Five years of coddling a reckless thug (MBS) by two administrations (Obama and Trump both) has produced the worst humanitarian disaster in our time in Yemen and now a threat to the world’s energy security. It’s time for America to say (MBS) must go!”

Thirdly, the Saudis are painting this destruction of their poison-factories as a terrorist attack. To incite outrage. To garner support. To avoid and deflect owning their own complicity in making enemies of their neighbourhood. If you physically invade and bomb another country, how can it possibly be considered terrorism when that country starts fighting back? You might argue that Aramco, the Saudi oil company that runs and owns the facilities, is a private company. Not military. But you’d be arguing out your ass, since Aramco is still run by the State and is bankrolling the Saudi genocidal war effort. Saudi Arabia declared war against the Houthis four years ago.
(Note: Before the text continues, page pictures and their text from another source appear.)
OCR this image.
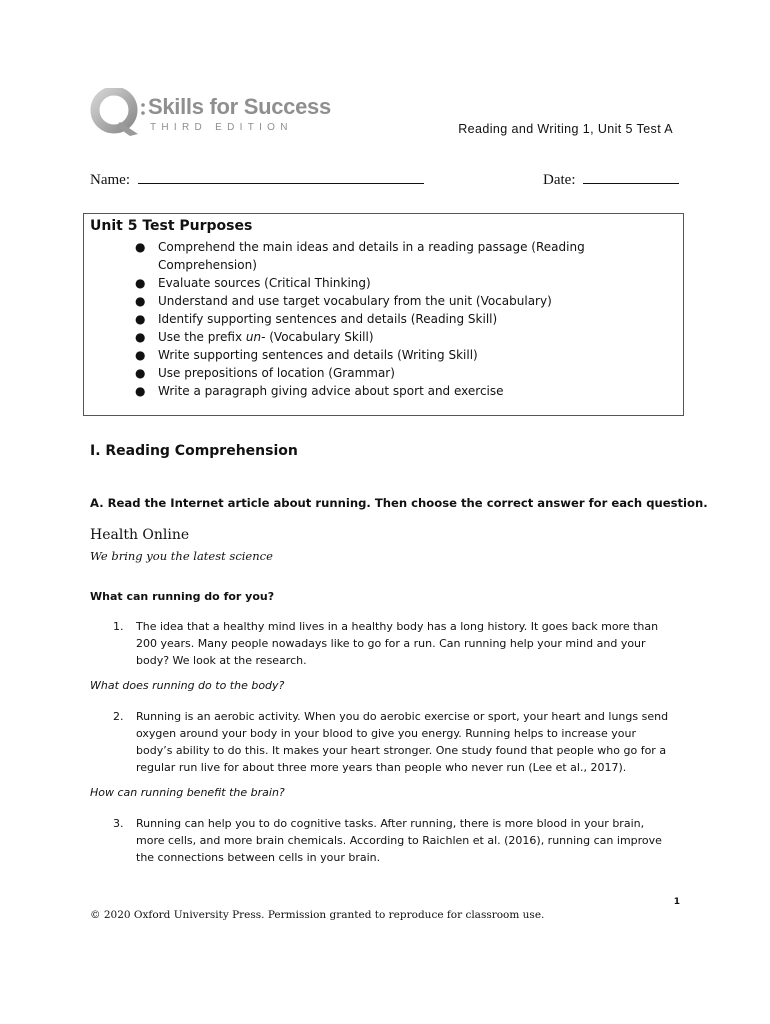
Skills for Success
THIRD EDITION	Reading and Writing 1, Unit 5 Test A
Name:	Date:
Unit 5 Test Purposes
● Comprehend the main ideas and details in a reading passage (Reading
Comprehension)
● Evaluate sources (Critical Thinking)
● Understand and use target vocabulary from the unit (Vocabulary)
● Identify supporting sentences and details (Reading Skill)
● Use the prefix un- (Vocabulary Skill)
● Write supporting sentences and details (Writing Skill)
● Use prepositions of location (Grammar)
● Write a paragraph giving advice about sport and exercise
I. Reading Comprehension
A. Read the Internet article about running. Then choose the correct answer for each question.
Health Online
We bring you the latest science
What can running do for you?
1. The idea that a healthy mind lives in a healthy body has a long history. It goes back more than
200 years. Many people nowadays like to go for a run. Can running help your mind and your
body? We look at the research.
What does running do to the body?
2. Running is an aerobic activity. When you do aerobic exercise or sport, your heart and lungs send
oxygen around your body in your blood to give you energy. Running helps to increase your
body’s ability to do this. It makes your heart stronger. One study found that people who go for a
regular run live for about three more years than people who never run (Lee et al., 2017).
How can running benefit the brain?
3. Running can help you to do cognitive tasks. After running, there is more blood in your brain,
more cells, and more brain chemicals. According to Raichlen et al. (2016), running can improve
the connections between cells in your brain.
1
© 2020 Oxford University Press. Permission granted to reproduce for classroom use.
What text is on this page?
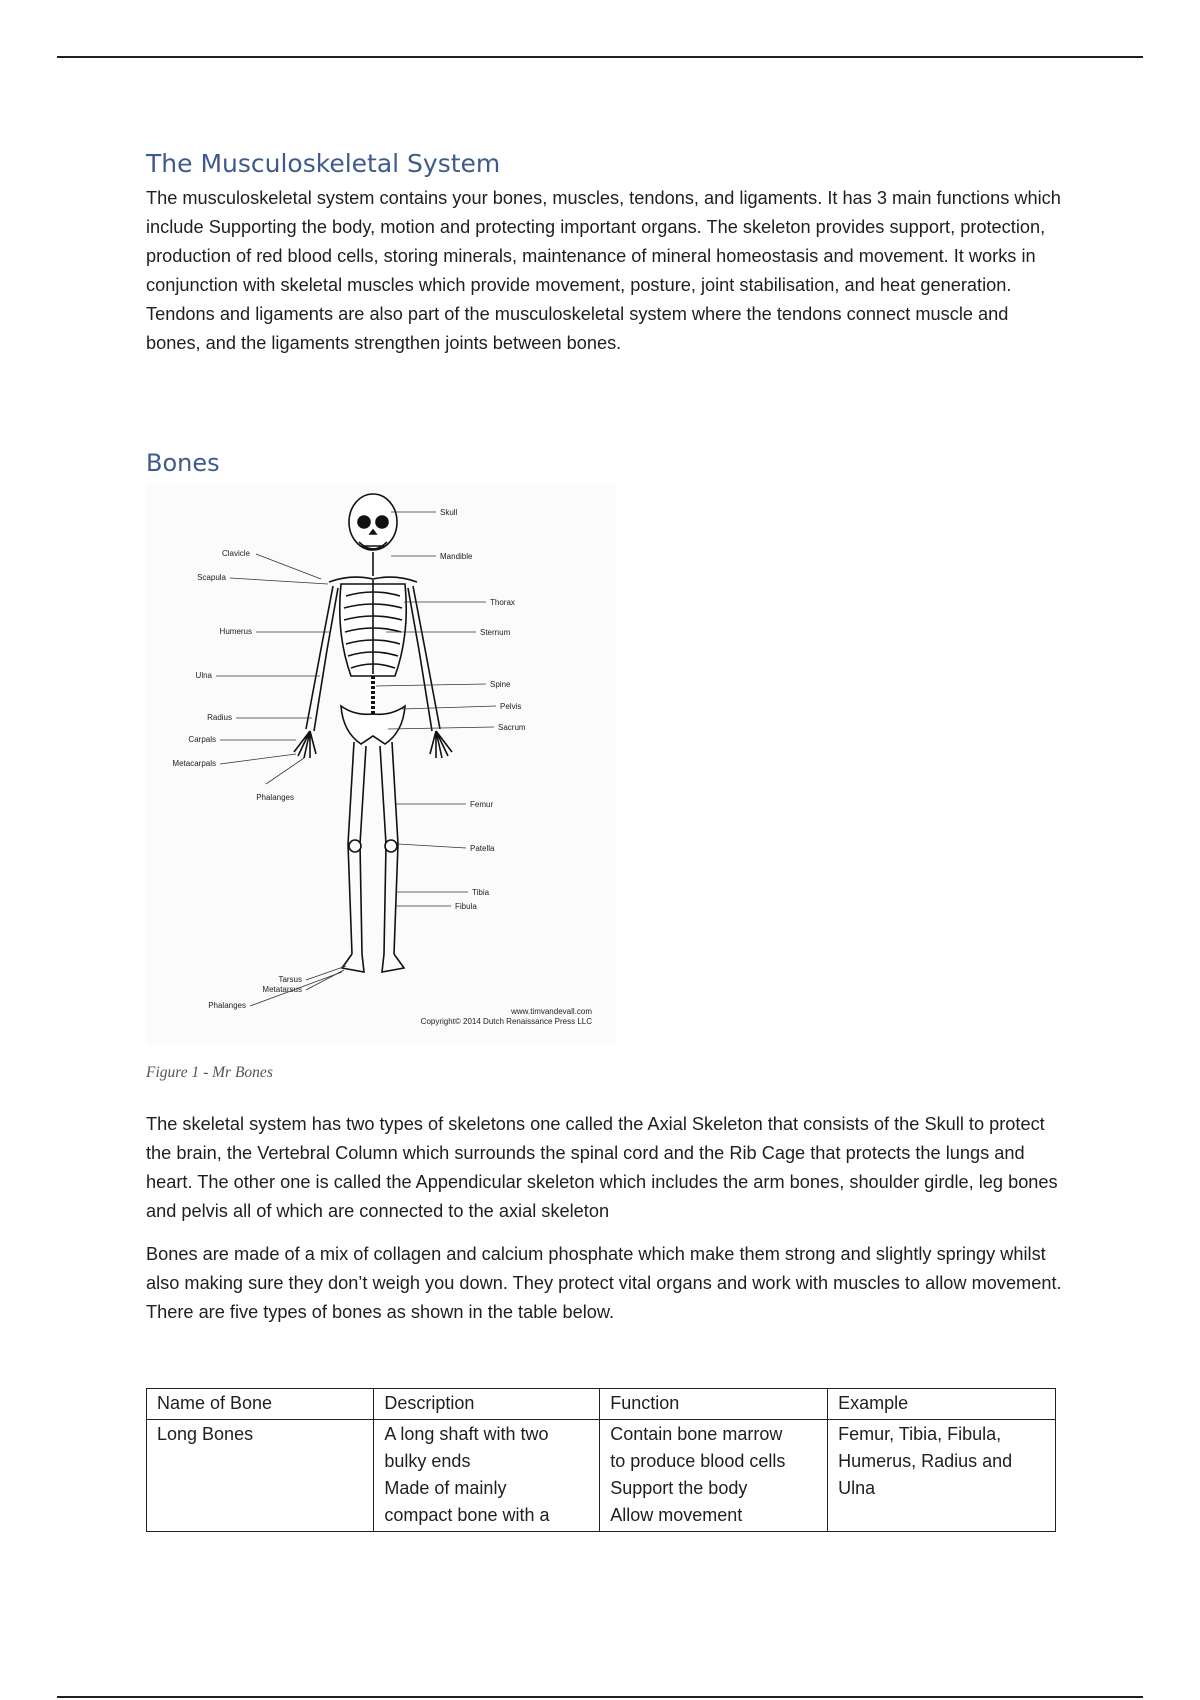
The Musculoskeletal System

The musculoskeletal system contains your bones, muscles, tendons, and ligaments. It has 3 main functions which include Supporting the body, motion and protecting important organs. The skeleton provides support, protection, production of red blood cells, storing minerals, maintenance of mineral homeostasis and movement. It works in conjunction with skeletal muscles which provide movement, posture, joint stabilisation, and heat generation. Tendons and ligaments are also part of the musculoskeletal system where the tendons connect muscle and bones, and the ligaments strengthen joints between bones.

Bones
Clavicle
Scapula
Humerus
Ulna
Radius
Carpals
Metacarpals
Phalanges
Tarsus
Metatarsus
Phalanges
Skull
Mandible
Thorax
Sternum
Spine
Pelvis
Sacrum
Femur
Patella
Tibia
Fibula
www.timvandevall.com
Copyright© 2014 Dutch Renaissance Press LLC

Figure 1 - Mr Bones

The skeletal system has two types of skeletons one called the Axial Skeleton that consists of the Skull to protect the brain, the Vertebral Column which surrounds the spinal cord and the Rib Cage that protects the lungs and heart. The other one is called the Appendicular skeleton which includes the arm bones, shoulder girdle, leg bones and pelvis all of which are connected to the axial skeleton

Bones are made of a mix of collagen and calcium phosphate which make them strong and slightly springy whilst also making sure they don’t weigh you down. They protect vital organs and work with muscles to allow movement. There are five types of bones as shown in the table below.

Name of Bone	Description	Function	Example
Long Bones	A long shaft with two
bulky ends
Made of mainly
compact bone with a	Contain bone marrow
to produce blood cells
Support the body
Allow movement	Femur, Tibia, Fibula,
Humerus, Radius and
Ulna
But ever when a little guy hits above its weight, the complacent reigning champs cry bloody terrorism. Regardless whether they terrorized first. For what’s a little guy to do against such nonchalant bullying? Of course they need to hit the bully where it hurts. And if anything hurts MBS and his rotten Kingdom along with its rotten allies, it’s their precious rot: Their oil.
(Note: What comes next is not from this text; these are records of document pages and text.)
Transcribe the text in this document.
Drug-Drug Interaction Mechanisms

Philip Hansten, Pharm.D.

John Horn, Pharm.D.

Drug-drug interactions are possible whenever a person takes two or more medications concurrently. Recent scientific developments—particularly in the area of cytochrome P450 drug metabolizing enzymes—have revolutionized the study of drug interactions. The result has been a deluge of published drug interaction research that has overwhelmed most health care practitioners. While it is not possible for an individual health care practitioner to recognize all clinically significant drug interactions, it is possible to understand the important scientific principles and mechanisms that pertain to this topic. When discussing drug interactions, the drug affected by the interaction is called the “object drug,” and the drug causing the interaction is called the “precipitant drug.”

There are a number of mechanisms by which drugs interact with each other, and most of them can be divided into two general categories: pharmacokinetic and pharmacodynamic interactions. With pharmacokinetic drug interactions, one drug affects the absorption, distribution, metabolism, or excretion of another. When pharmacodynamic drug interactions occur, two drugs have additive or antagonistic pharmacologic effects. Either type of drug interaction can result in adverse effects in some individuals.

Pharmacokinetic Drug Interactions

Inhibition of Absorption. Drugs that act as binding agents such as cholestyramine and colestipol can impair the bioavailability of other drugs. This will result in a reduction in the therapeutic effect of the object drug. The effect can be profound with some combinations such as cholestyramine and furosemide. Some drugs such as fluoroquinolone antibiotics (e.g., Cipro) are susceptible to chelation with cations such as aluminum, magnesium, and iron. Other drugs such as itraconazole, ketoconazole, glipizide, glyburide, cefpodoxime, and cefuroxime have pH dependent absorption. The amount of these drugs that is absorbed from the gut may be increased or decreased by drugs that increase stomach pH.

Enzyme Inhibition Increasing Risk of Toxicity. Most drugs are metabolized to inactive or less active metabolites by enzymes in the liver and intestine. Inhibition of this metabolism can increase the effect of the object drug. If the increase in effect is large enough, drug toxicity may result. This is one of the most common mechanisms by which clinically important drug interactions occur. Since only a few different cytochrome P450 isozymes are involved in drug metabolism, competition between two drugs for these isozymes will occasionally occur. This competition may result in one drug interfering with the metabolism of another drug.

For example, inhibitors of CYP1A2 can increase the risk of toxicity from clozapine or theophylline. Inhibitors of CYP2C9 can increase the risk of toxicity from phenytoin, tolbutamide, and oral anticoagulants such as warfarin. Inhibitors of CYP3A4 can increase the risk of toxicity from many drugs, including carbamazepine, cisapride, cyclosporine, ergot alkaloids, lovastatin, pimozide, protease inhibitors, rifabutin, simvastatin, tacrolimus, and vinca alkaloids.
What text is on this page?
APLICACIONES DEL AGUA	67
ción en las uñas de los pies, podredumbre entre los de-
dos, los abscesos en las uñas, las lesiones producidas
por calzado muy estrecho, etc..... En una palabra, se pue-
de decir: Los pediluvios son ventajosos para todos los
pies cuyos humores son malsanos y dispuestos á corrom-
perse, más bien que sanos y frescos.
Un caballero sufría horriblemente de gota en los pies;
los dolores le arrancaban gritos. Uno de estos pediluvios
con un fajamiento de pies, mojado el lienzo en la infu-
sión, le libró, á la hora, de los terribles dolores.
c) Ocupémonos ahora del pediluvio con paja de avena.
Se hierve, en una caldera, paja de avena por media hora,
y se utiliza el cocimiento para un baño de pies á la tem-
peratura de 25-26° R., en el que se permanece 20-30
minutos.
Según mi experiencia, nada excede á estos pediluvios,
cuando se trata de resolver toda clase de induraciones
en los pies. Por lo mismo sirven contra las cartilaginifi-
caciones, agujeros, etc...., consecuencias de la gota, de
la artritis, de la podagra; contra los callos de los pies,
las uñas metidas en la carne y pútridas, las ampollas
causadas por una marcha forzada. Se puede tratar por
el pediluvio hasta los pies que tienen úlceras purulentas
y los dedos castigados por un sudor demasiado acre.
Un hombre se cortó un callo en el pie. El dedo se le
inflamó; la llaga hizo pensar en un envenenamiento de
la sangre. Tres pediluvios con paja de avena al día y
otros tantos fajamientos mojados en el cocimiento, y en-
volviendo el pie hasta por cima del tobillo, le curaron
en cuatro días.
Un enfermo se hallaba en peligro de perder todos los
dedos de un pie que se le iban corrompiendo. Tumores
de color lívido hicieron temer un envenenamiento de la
And finally, this precious, precious oil. A drug that global economies have proven woefully unable to wean themselves off. A resource we’ve all concluded will be the bane of us all, that we yet can’t stop using. While we criminalize the usage of heroin and cocaine, humanity has become too dependent on oil to voluntarily stop our reliance on it. So maybe a forceful solution is long overdue. And even though the Houthis may not care about environmental conservation as much as they care about sucker-punching the megalomaniacal Kingdom, the results are all the same. An example that those that value habitat sustainability over plastic and fuel could look up to. A day where the great gouges in the earth were seared shut. At least for a little while.